Let there be light (May 01, 2007)
Toronto’s Harbourfront Centre hosts the world premiere of Pulse Front: Relational Architecture 1, a ground-breaking marvel developed by Mexican-Canadian electronic artist Rafael Lozano-Hemmer. Blending the intimate with the spectacular, the event – commissioned by and part of the Luminato Festival of Arts & Creativity – is curated by the Power Plant, co-produced with Harbourfront Centre and sponsored by Telus.
Nightly at dusk, from May 31 through June 10, Pulse Front will illuminate the skies over Harbourfront Centre with 200,000 watts of power projecting light beams visible from 15 km away. The installation is designed to elicit constant, personal interaction through an ever-evolving parade of interactive light sculptures – all generated by the heart rate of on-site participants. Interactivity is achieved via 10 metal sculptures embedded with biometric sensors positioned along the waterfront. These sculptures will be able to detect the pulse of participants by touch, sensing individual systolic and diastolic readings that will be immediately converted into pulses that determine the orientation of the light beams. All 20 robotic searchlights will simultaneously project beams creating an ever-changing matrix of illuminations that will transform the visual landscape of Toronto’s waterfront.

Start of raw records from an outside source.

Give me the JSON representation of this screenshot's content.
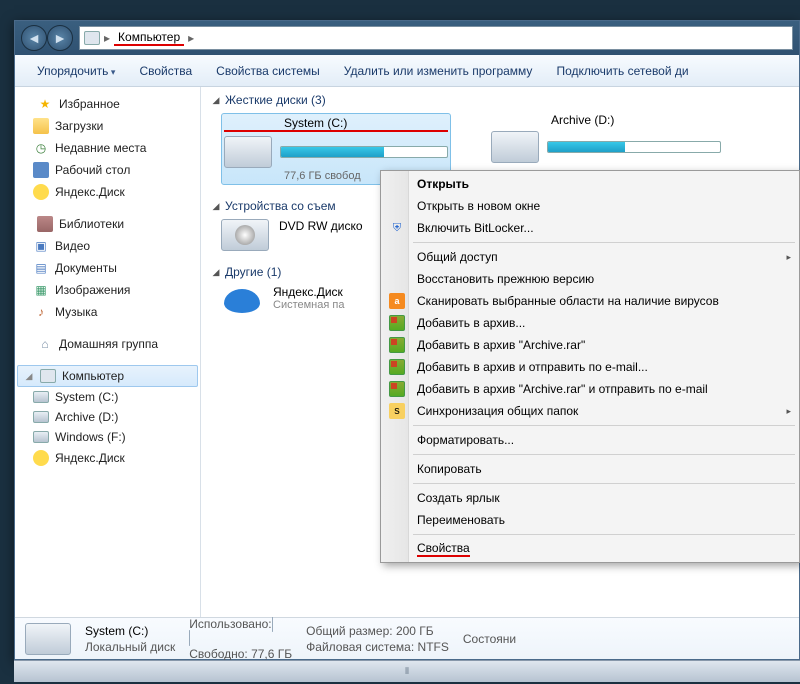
{
  "nav": {
    "location": "Компьютер"
  },
  "toolbar": {
    "organize": "Упорядочить",
    "properties": "Свойства",
    "system_properties": "Свойства системы",
    "uninstall": "Удалить или изменить программу",
    "map_drive": "Подключить сетевой ди"
  },
  "sidebar": {
    "favorites": "Избранное",
    "downloads": "Загрузки",
    "recent": "Недавние места",
    "desktop": "Рабочий стол",
    "yandex_disk": "Яндекс.Диск",
    "libraries": "Библиотеки",
    "videos": "Видео",
    "documents": "Документы",
    "pictures": "Изображения",
    "music": "Музыка",
    "homegroup": "Домашняя группа",
    "computer": "Компьютер",
    "drive_c": "System (C:)",
    "drive_d": "Archive (D:)",
    "drive_f": "Windows (F:)",
    "drive_y": "Яндекс.Диск"
  },
  "sections": {
    "hard_drives": "Жесткие диски (3)",
    "removable": "Устройства со съем",
    "other": "Другие (1)"
  },
  "drives": {
    "c": {
      "name": "System (C:)",
      "free": "77,6 ГБ свобод",
      "fill_pct": 62
    },
    "d": {
      "name": "Archive (D:)",
      "fill_pct": 45
    },
    "dvd": {
      "name": "DVD RW диско"
    },
    "yd": {
      "name": "Яндекс.Диск",
      "sub": "Системная па"
    }
  },
  "ctx": {
    "open": "Открыть",
    "open_new": "Открыть в новом окне",
    "bitlocker": "Включить BitLocker...",
    "share": "Общий доступ",
    "restore": "Восстановить прежнюю версию",
    "scan": "Сканировать выбранные области на наличие вирусов",
    "add_archive": "Добавить в архив...",
    "add_archive_rar": "Добавить в архив \"Archive.rar\"",
    "add_email": "Добавить в архив и отправить по e-mail...",
    "add_rar_email": "Добавить в архив \"Archive.rar\" и отправить по e-mail",
    "sync": "Синхронизация общих папок",
    "format": "Форматировать...",
    "copy": "Копировать",
    "shortcut": "Создать ярлык",
    "rename": "Переименовать",
    "properties": "Свойства"
  },
  "status": {
    "name": "System (C:)",
    "type": "Локальный диск",
    "used_label": "Использовано:",
    "free_label": "Свободно:",
    "free_value": "77,6 ГБ",
    "total_label": "Общий размер:",
    "total_value": "200 ГБ",
    "fs_label": "Файловая система:",
    "fs_value": "NTFS",
    "state": "Состояни"
  }
}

Lozano-Hemmer derived Pulse Front from his interest in biometrics as input for non-linear dynamic artworks. Based out of Montreal, his large-scale interactive public installations have been commissioned for events around the world including Millennium Celebrations in Mexico City (1999), the United Nations’ World Summit of Cities in Lyon (2003) and the Expansion of the European Union in Dublin (2004).

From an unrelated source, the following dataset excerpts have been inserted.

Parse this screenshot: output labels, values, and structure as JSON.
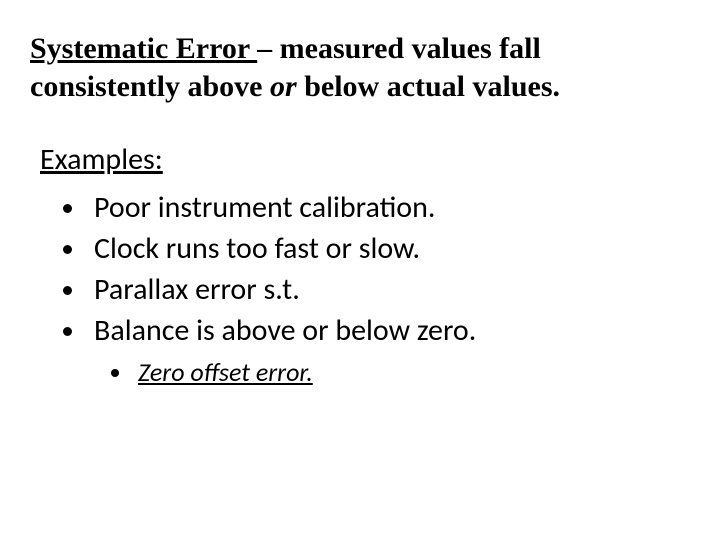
{
  "title": {
    "term": "Systematic Error ",
    "rest_before_or": "– measured values fall consistently above ",
    "or_word": "or",
    "rest_after_or": " below actual values."
  },
  "examples_label": "Examples:",
  "bullets": [
    "Poor instrument calibration.",
    "Clock runs too fast or slow.",
    "Parallax error s.t.",
    "Balance is above or below zero."
  ],
  "sub_bullet": "Zero offset error."
}
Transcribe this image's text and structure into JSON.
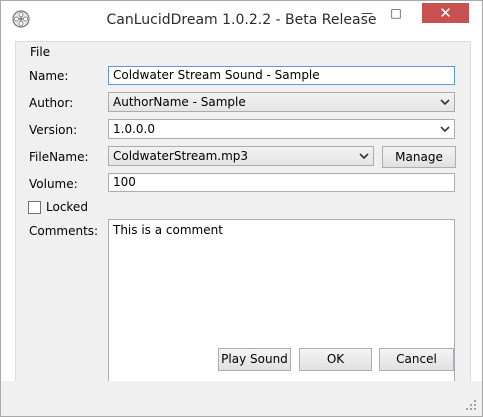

Pulse Front is presented in association with the summer exhibition Auto Emotion at the Power Plant gallery. “Lozanno-Hemmer has been acclaimed around the world for his large-scale interactive works he describes as anti-monuments,” says Power Plant director Gregory Burke. “It’s a dream come true to be able to realize such a work in Canada for the first time. With Pulse Front the heartbeats of participants will become luminous autographs projected into the sky, based on cardiograph readings that record changes in physical and emotional states.”